Background: I am a grad student doing eQTL analysis and just starting to dip my feet into plink. From what I understand, LD pruning is typically done by the '--indep-pairwise option'. Additionally, I can use the '--show-tags all' option to keep track of the pruned SNPs.
Thing is, I came across a tutorial highlighting why clumping is preferred over pruning (https://privefl.github.io/bigsnpr/articles/pruning-vs-clumping.html). I believe I understand the limitation with pruning (e.g. a situation where many SNPs are prune may arise, creating larger-then intended regions with no SNP representation). That being said, I am quite confuse about how clumping works and simply looking for more material to read on. For instance, I don't understand what the association test is calculating and how that is being used in the clumping procedure (according to the tutorial, there is some MAF statistic being used, but that statistic isn't present in the association file I created). I'm also having difficulty understanding how the index variant and clump variant are used.
Perhaps I am going down a rabbit hole that I shouldn't be concerned with based on my eventual goal (eQTL). But was hoping someone could recommend some resources comparing the two approaches.
I can explain the algorithms for you:
pruning: it uses the first SNP (in genome order) and computes the correlation with the following ones (e.g. 50). When it finds a large correlation, it removes one SNP from the correlated pair, keeping the one with the largest minor allele frequency (MAF), thus possibly removing the first SNP. Then it goes on with the next SNP (not yet removed). So, in some worst case scenario, this algorithm may in fact remove all SNPs of the genome (expect one).

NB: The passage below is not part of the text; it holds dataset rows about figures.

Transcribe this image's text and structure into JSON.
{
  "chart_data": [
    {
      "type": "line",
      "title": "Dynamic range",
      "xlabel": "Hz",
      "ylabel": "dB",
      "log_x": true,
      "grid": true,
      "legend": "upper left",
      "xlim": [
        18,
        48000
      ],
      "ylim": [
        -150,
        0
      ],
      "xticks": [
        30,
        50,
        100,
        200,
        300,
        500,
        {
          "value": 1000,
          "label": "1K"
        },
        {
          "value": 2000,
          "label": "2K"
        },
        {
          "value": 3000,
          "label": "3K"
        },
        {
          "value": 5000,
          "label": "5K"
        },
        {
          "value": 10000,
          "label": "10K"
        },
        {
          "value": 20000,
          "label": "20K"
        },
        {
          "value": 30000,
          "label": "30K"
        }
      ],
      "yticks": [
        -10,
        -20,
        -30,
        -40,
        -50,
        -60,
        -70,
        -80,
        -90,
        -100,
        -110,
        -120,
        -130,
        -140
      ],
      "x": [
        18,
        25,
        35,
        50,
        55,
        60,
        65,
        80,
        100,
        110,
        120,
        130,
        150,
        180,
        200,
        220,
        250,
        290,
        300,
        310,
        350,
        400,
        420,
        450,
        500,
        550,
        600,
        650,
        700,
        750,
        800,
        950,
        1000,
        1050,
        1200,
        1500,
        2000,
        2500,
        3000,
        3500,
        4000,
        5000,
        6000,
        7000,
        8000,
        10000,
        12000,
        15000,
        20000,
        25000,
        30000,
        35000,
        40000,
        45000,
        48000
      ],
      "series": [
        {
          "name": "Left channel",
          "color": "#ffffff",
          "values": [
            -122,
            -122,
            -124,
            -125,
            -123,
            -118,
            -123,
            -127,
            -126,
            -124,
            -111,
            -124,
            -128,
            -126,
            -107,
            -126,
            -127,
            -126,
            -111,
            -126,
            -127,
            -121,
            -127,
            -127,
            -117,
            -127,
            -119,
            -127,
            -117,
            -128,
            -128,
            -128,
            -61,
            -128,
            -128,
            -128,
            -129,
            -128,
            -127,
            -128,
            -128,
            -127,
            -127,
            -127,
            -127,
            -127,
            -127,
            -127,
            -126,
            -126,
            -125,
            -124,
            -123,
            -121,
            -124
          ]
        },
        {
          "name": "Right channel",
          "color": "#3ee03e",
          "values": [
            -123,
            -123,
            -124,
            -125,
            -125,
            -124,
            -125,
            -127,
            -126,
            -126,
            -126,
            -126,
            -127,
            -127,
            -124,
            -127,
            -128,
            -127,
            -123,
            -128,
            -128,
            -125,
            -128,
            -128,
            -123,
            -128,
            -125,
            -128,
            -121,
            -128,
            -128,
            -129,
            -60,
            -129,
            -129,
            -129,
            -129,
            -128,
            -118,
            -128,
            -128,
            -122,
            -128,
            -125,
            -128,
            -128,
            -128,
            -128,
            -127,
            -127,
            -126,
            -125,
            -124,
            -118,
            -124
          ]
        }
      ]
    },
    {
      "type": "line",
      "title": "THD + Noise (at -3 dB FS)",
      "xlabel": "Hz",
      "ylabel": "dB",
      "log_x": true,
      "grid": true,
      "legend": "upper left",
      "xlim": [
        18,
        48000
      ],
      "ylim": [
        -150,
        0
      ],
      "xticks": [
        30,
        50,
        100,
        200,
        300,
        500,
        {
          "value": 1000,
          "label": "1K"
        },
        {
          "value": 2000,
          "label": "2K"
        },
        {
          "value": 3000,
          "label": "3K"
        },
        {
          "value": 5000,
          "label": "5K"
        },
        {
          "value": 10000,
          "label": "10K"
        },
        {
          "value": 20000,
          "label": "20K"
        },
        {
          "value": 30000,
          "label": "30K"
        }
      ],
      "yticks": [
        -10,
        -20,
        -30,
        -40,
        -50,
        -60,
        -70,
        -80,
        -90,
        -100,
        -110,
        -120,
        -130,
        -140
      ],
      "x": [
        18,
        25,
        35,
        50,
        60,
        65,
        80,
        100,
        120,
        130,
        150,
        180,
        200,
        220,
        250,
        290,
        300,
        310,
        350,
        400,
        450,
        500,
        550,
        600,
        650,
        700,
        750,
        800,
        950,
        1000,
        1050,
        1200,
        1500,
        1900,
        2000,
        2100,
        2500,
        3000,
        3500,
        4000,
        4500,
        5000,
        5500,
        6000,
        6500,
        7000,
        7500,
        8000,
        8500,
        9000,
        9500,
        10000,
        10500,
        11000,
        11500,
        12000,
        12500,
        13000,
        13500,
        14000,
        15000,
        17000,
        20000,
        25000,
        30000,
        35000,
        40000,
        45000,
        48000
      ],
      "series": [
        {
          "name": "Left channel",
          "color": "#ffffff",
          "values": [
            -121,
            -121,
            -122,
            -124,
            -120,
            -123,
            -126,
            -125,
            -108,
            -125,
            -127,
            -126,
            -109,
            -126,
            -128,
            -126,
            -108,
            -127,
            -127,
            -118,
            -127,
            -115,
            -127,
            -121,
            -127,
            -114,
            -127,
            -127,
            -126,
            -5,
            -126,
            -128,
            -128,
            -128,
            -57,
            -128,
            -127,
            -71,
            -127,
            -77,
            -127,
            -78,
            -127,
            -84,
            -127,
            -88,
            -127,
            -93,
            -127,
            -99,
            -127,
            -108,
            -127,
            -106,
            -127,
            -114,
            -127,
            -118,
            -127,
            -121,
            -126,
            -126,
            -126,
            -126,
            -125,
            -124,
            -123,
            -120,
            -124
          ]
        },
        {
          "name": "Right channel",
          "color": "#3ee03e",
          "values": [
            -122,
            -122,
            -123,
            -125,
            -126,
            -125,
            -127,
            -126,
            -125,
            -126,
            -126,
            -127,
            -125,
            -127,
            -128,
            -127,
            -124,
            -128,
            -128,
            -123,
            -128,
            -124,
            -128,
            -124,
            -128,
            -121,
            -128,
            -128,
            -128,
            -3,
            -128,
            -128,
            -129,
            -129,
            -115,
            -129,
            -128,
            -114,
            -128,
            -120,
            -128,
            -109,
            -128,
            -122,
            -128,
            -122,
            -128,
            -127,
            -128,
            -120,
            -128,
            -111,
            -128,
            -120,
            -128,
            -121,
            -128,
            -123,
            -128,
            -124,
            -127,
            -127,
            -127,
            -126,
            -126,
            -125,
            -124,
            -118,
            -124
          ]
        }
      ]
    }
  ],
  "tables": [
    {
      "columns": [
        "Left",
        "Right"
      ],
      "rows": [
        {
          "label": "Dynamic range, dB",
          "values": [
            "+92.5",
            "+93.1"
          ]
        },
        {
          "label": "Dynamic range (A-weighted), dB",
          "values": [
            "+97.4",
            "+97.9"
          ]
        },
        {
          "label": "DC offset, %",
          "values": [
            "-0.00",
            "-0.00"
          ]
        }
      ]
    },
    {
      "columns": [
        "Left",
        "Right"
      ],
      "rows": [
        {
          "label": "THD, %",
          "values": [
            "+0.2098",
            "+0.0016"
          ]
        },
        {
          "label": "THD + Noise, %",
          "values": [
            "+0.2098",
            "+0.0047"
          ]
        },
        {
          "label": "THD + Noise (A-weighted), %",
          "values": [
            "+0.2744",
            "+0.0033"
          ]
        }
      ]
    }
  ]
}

clumping; it uses some statistic (usually p-value in the case of GWAS/PRS) to sort the SNPs by importance (e.g. keeping the most significant ones). It takes the first one (e.g. most significant SNP) and removes SNPs that are too correlated with this one in a window around it. As opposed to pruning, this procedure makes sure that this SNP is never removed, keeping at least one representative SNP by region of the genome. Then it goes on with the next most significant SNP that has not been removed yet. In the case of computing principal components, there is no p-value available, so I propose to use the MAF instead as the statistic to rank SNPs (in decreasing order). Using MAFs makes clumping very similar to pruning, but without any worst-case scenario.
If I remember correctly, that blog was written with Polygenic Score Analysis in mind where Clumping is preferred. The reason why clumping is preferred in Polygenic Score analysis is that we want to maintain the SNPs that has the strongest signal (lowest p-value). With pruning, the SNPs were randomly removed whereas with clumping, we preferentially retain any SNPs with stronger signal, therefore allow us to construct a more predictive polygenic risk score.
Of course clumping should be preferred in Polygenic Score analysis.
In the document, the author (me) refers to the case of computing Principal Components, where pruning is typically used.
If this document is not clear enough, please mention which parts and I'll try to improve it.